Ron Paul May Have Double-Billed the Government for Campaign Flights
Threatening the genuine small-government love that has endeared him to supporters, Ron Paul may have taken money from the government for flights his campaign and political action committees were already paying for.
Threatening the genuine small-government love that has endeared him to supporters, Ron Paul may have taken money from the government for flights his campaign and political action committees were already paying for. After looking through statements on a credit card assigned to Ron Paul & Associates Inc., Roll Call lays out its case that Paul double-billed many flights by matching prices and dates of plane tickets charged to his campaign or PACs and also to taxpayers:
Roll Call identified eight flights for which the Texas Republican, a GOP presidential candidate and leading champion of smaller government, was reimbursed twice for the same trip. Roll Call also found dozens more instances of duplicate payments for travel from 1999 to 2009, totaling thousands of dollars' worth of excess payments, but the evidence in those cases is not as complete.

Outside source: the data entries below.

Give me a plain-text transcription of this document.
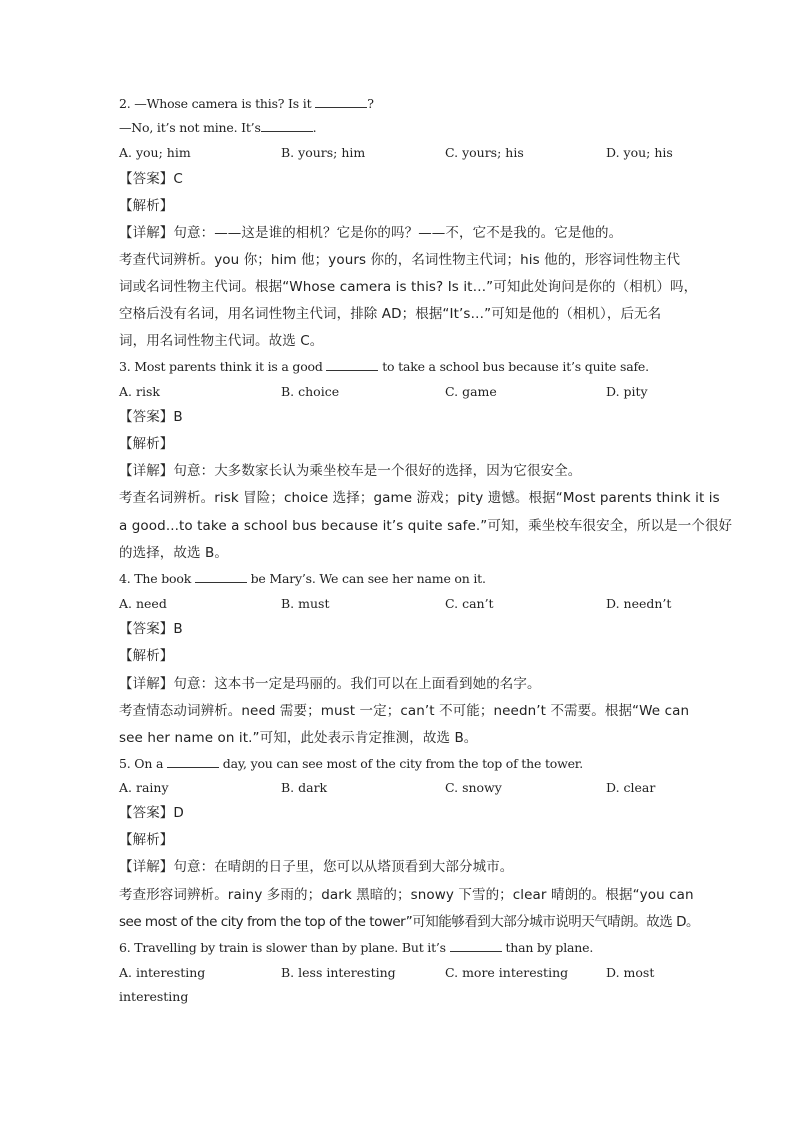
2. —Whose camera is this? Is it	?
—No, it’s not mine. It’s	.
A. you; him	B. yours; him	C. yours; his	D. you; his
【答案】C
【解析】
【详解】句意：——这是谁的相机？它是你的吗？——不，它不是我的。它是他的。
考查代词辨析。you 你；him 他；yours 你的，名词性物主代词；his 他的，形容词性物主代
词或名词性物主代词。根据“Whose camera is this? Is it…”可知此处询问是你的（相机）吗，
空格后没有名词，用名词性物主代词，排除 AD；根据“It’s…”可知是他的（相机），后无名
词，用名词性物主代词。故选 C。
3. Most parents think it is a good	to take a school bus because it’s quite safe.
A. risk	B. choice	C. game	D. pity
【答案】B
【解析】
【详解】句意：大多数家长认为乘坐校车是一个很好的选择，因为它很安全。
考查名词辨析。risk 冒险；choice 选择；game 游戏；pity 遗憾。根据“Most parents think it is
a good...to take a school bus because it’s quite safe.”可知，乘坐校车很安全，所以是一个很好
的选择，故选 B。
4. The book	be Mary’s. We can see her name on it.
A. need	B. must	C. can’t	D. needn’t
【答案】B
【解析】
【详解】句意：这本书一定是玛丽的。我们可以在上面看到她的名字。
考查情态动词辨析。need 需要；must 一定；can’t 不可能；needn’t 不需要。根据“We can
see her name on it.”可知，此处表示肯定推测，故选 B。
5. On a	day, you can see most of the city from the top of the tower.
A. rainy	B. dark	C. snowy	D. clear
【答案】D
【解析】
【详解】句意：在晴朗的日子里，您可以从塔顶看到大部分城市。
考查形容词辨析。rainy 多雨的；dark 黑暗的；snowy 下雪的；clear 晴朗的。根据“you can
see most of the city from the top of the tower”可知能够看到大部分城市说明天气晴朗。故选 D。
6. Travelling by train is slower than by plane. But it’s	than by plane.
A. interesting	B. less interesting	C. more interesting	D. most
interesting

Predictably, Paul's office "vigorously denies" the charge, saying that errors may have been made and that the double-billing could simply be that Paul had his wife or another companion travel with him. A Paul spokesman also said, "Roll Call did not provide Congressman Paul's campaign with copies of the credit card receipts it relied on in writing this article. Those records, if authentic, apparently were stolen from Congressman Paul's business office in Texas."
It's worth noting Paul's hands-off relationship with "Ron Paul & Associates Inc." in the past. That's the organization was one of two to publish Ron Paul's kinda racist newsletters in the '80s and '90s. Ones that Paul, while running for president in 2012, says he never ever knew about but probably did.